In recent years, research on neurohormones has yielded valuable data on enzymatic pathways of synthesis and metabolism, processes of storage and release, and interactions with receptor sites. A far more difficult problem, which transcends the molecular level, concerns the mechanism whereby nerve endings translate nerve impulses into the discharge of precise amounts of neurohormone to the receptor. An inherent difficulty in bridging physiological and molecular events lies in the nature of the approach. The properties of an organ are not the sum of the properties of the component parts, nor is functional change the sum of the molecular alterations. It is not surprising then that the mechanism of action of drugs that exert functional changes might not be disclosed by studies of their effects on isolated cell components.
A new perspective in studies of nerve endings was introduced by the discovery that NE is in a state of continual flux with amine stores maintained in constant amount by a rate of input by synthesis in balance with a rate of exit by breakdown or transport. The significance of this dynamic steady-state is best appreciated when the separate processes are measured by the use of highly labeled H3-NE.

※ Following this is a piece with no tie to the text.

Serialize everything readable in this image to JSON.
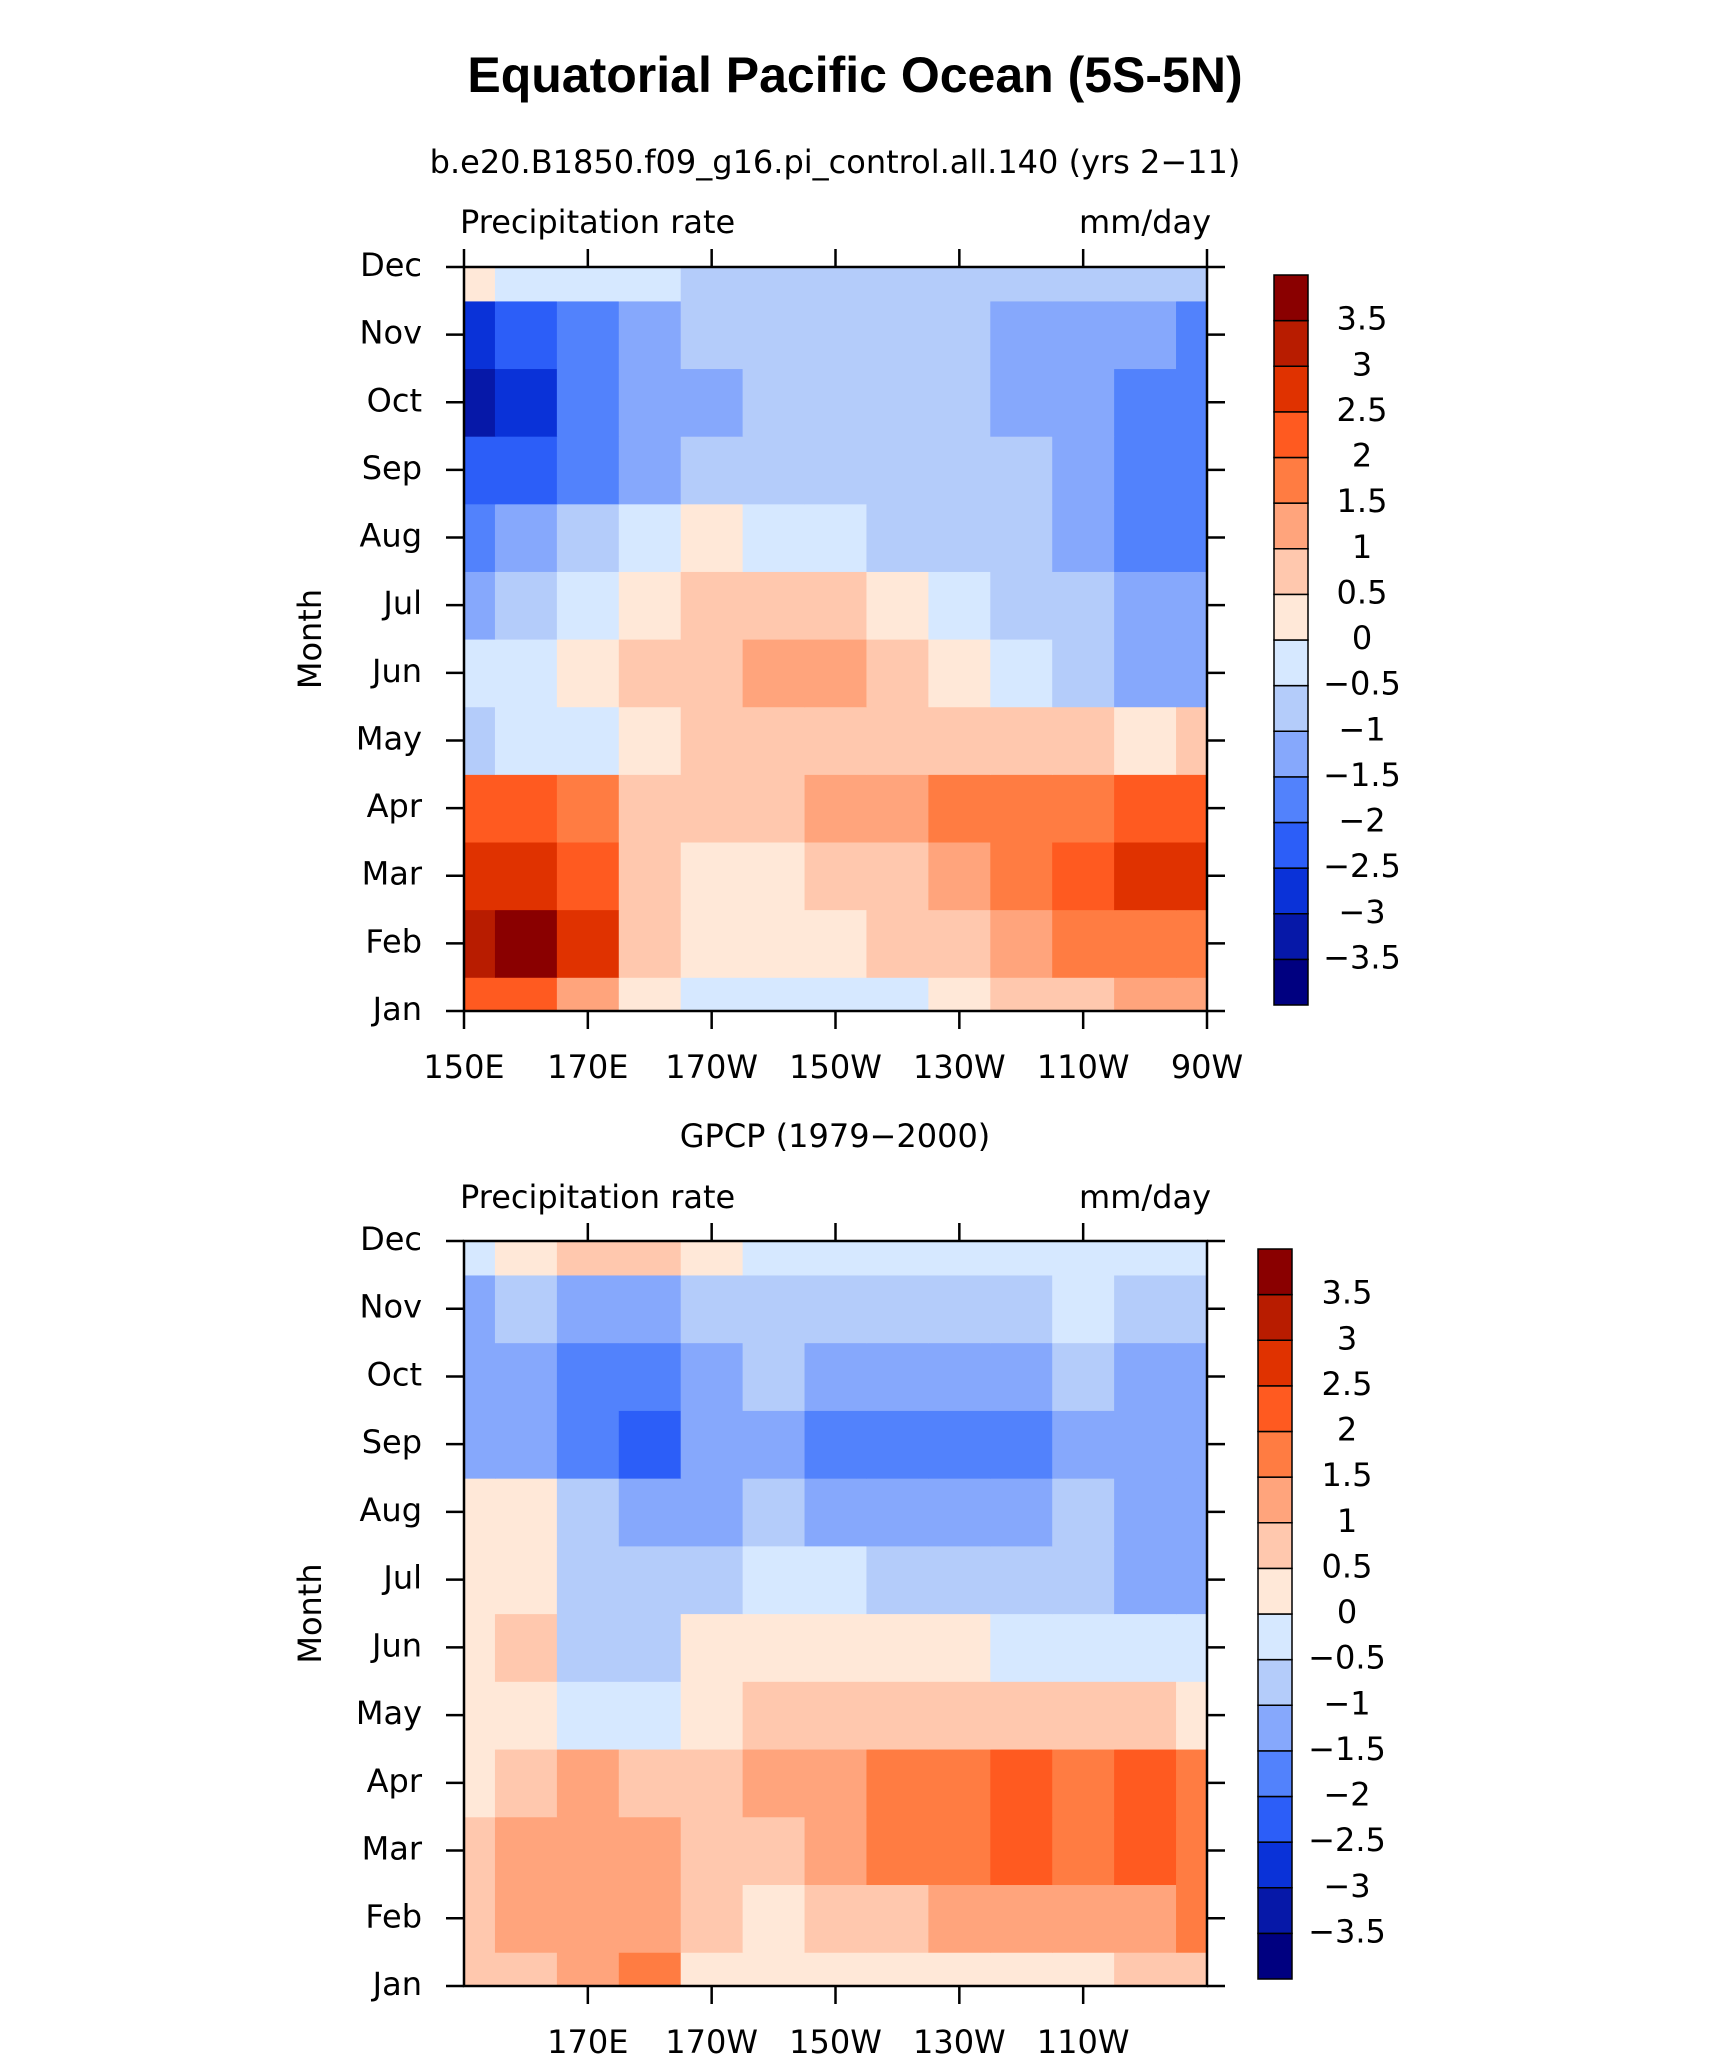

Results of studies at the steady-state lend themselves to the formation of theoretical models in which NE is located in interconnecting compartments. A model must be simple enough to aid the research worker, yet complete enough to avoid gross inaccuracies. To achieve this, the rules of simple kinetics should be applied. Because of the failure to measure rates when NE concentration has been changed, many conclusions from earlier work with drugs must be discarded or reappraised. For example, the demonstration that truly tracer amounts of H3-NE disappear from the heart by a single exponential phase, and that tyramine and reserpine cause a rapid and exponential release of NE stores, shows that the amine is transferred so rapidly between compartments that they behave towards drugs essentially as a single pool. In addition, the application of kinetics indicates that at the steady-state NE flows from the neuron at a rate proportional to concentration, and that after maximally effective doses of reserpine the increased flow is best explained by a primary action of the drug on a transport system in the neuronal membrane. Again kinetic studies make it unlikely that cocaine or desmethylimipramine act directly on a membrane pump since these drugs not only block the uptake of NE, but also reduce the spontaneous efflux and nervestimulated release. Thus the membrane effects of these substances cannot as yet be simply formulated.
The kinetic approach has yielded a working hypothesis of the nerve ending that is readily amenable to change. The model leaves much to be answered and presumably includes much that is in error. We can only repeat the words attributed to Kepler, "Give me a fruitful error any time, full of seeds, bursting with its own corrections. You can keep your sterile truths for yourself."